FUNNY cake. Sorry Joe is ill, perhaps a piece of his Mom's cake will fix him right up?


----------



## kodie (Aug 24, 2004)

Aww... neat cake!  I would have came over to sing... but I am sick as well as your bf :brownbag: ...aw heck.. i would have came over anyway and coughed on you. hehe.. j/k I hope ur bf makes it up to you. 
You can always share the cake all the pups... hehe


----------



## dwerten (Oct 6, 2007)

that was so sweet of her and so creative - hope bf is feeling better soon


----------



## Reenie (May 1, 2008)

Happy Belated Birthday! That is SOME CAKE! Wow! I'm sorry your bf was sick and couldn't celebrate. I hope you enjoyed your special day anyway :biggrin:


----------



## Hunter's Mom (Dec 8, 2008)

When did 30 become a hill??? I turn 30 next year and I thought I was still working on climbing - not cresting the first peak! YIKES!!!!

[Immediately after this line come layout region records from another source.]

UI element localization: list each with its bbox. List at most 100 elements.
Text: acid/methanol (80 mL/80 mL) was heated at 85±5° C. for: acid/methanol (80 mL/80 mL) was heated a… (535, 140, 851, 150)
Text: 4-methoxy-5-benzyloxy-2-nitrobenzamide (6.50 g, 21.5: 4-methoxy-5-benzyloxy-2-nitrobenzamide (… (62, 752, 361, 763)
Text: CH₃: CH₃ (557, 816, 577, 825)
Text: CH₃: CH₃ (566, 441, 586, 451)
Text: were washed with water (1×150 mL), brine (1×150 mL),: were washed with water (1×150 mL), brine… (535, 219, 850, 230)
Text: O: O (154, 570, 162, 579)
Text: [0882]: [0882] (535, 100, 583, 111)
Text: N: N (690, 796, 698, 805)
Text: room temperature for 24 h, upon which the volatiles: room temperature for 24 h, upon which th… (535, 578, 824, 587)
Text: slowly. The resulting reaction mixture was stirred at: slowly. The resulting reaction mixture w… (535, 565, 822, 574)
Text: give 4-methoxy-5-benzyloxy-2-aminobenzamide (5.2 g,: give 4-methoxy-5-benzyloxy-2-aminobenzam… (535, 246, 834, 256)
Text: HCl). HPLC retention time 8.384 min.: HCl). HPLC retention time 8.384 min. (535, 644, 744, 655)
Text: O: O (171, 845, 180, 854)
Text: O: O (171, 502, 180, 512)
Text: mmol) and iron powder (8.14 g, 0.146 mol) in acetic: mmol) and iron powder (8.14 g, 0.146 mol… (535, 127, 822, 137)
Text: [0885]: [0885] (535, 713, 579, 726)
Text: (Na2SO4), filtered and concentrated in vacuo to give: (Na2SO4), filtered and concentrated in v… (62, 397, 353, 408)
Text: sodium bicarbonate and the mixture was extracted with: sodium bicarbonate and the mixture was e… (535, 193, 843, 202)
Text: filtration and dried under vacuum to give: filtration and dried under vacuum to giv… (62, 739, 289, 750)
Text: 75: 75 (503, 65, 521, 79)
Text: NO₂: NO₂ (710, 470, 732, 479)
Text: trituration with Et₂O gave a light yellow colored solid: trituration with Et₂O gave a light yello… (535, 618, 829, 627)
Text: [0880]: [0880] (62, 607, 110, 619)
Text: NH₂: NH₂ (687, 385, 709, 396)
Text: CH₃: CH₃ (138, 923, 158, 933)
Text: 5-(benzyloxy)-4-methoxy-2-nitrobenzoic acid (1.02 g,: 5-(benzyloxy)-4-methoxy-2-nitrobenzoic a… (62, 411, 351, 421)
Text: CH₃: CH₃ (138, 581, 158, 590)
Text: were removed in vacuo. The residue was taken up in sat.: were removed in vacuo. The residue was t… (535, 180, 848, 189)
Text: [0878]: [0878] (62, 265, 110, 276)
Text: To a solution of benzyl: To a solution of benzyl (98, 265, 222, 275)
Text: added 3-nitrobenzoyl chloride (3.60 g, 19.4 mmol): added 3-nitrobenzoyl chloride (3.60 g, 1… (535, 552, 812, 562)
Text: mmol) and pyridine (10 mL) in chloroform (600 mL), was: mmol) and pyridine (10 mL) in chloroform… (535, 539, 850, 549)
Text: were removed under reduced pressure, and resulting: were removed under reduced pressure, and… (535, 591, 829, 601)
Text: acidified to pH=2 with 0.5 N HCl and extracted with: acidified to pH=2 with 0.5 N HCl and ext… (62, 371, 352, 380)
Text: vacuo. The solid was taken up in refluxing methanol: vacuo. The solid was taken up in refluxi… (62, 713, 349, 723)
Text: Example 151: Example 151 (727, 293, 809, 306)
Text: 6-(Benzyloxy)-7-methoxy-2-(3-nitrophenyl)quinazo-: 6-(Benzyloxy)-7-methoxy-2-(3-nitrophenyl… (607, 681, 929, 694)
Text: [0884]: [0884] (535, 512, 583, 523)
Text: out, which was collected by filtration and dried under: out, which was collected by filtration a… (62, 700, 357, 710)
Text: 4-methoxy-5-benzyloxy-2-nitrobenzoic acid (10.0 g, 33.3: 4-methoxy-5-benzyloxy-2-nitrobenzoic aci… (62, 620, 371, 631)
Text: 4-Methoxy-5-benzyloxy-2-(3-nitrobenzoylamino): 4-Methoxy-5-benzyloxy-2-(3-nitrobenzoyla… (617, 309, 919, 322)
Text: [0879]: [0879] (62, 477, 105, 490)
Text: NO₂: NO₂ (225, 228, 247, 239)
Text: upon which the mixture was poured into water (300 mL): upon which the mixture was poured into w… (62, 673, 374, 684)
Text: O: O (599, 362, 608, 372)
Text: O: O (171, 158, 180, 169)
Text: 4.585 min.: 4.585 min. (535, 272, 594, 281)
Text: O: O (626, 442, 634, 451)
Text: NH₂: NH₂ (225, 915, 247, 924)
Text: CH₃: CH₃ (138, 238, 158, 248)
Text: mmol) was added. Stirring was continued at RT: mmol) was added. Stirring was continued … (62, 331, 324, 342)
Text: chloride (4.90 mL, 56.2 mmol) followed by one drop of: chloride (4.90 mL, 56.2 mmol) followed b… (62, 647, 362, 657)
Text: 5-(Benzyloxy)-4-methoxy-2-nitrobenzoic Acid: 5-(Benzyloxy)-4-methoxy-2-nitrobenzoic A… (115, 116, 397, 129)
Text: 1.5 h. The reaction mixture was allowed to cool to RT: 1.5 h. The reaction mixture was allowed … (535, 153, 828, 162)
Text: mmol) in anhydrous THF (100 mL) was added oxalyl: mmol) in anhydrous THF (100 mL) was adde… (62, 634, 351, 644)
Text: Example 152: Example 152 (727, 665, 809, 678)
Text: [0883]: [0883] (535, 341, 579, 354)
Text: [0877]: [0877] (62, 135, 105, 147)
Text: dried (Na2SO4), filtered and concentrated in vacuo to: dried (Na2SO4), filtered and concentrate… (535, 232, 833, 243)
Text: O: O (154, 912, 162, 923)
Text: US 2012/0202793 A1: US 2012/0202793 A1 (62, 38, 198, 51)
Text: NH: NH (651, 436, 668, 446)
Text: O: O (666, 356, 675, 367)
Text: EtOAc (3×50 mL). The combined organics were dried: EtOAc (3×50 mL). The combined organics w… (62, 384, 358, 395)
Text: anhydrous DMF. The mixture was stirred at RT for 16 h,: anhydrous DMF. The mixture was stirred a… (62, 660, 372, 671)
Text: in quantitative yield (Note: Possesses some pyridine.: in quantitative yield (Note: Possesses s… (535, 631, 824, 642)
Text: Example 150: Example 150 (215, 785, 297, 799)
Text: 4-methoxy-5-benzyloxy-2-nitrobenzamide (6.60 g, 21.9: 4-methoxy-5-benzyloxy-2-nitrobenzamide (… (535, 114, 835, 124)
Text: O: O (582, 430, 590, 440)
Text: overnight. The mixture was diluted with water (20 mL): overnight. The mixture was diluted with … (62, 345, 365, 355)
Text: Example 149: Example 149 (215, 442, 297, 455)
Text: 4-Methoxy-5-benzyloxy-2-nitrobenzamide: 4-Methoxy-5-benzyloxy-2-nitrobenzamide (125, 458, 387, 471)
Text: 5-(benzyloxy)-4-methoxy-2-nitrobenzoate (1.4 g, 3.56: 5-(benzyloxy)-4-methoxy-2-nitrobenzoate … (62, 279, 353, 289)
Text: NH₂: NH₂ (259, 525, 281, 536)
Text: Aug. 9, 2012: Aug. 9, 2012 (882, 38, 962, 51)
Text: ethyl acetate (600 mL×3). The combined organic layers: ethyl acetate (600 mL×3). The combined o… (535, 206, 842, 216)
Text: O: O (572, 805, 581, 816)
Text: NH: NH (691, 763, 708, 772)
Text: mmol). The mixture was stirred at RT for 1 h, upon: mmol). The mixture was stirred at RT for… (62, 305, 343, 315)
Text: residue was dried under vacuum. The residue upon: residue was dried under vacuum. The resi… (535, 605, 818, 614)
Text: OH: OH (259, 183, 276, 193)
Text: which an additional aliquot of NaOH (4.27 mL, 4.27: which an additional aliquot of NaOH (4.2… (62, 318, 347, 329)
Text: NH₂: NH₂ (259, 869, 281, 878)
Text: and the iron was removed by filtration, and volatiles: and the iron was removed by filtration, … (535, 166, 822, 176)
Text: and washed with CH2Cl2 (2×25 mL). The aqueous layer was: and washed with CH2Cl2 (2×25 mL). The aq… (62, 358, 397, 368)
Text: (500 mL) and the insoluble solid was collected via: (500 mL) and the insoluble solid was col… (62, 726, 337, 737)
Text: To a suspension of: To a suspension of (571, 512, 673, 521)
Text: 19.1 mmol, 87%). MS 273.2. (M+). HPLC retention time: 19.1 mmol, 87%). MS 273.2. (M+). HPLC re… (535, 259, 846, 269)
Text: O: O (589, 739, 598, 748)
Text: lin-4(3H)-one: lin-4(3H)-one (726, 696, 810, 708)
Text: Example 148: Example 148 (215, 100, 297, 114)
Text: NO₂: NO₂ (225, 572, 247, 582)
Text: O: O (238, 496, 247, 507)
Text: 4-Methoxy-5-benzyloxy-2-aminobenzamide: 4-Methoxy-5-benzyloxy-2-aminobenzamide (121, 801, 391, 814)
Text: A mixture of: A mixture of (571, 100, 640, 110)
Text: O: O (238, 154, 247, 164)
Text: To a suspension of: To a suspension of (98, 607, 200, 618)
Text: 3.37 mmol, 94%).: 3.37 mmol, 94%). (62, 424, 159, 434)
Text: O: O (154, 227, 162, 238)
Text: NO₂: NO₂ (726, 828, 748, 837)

But I love the cake - its so adorable!


----------



## Gemma (Jan 19, 2006)

omg, the cake is so cute :smrofl: never seen anything like it

happy belated birthday :drinkup:


----------



## drclee (Jul 16, 2008)

Wow - that's a cool cake. And a whole lot of it!  Have a great birthday! I'm sure your malts will give you lots of wet kisses!


----------



## gatiger40 (Jun 7, 2007)

I'm hoping that's not what she thinks you look like like! Good golly. That would make me not want to eat the cake, butt crack and all! LOL!


----------



## Hunter's Mom (Dec 8, 2008)

QUOTE (Gatiger40 @ Feb 9 2009, 09:00 PM) index.php?act=findpost&pid=722952


> I'm hoping that's not what she thinks you look like like! Good golly. That would make me not want to eat the cake, butt crack and all! LOL! [/B]



The butt crack was my favorite part - I actually laughed out loud.


----------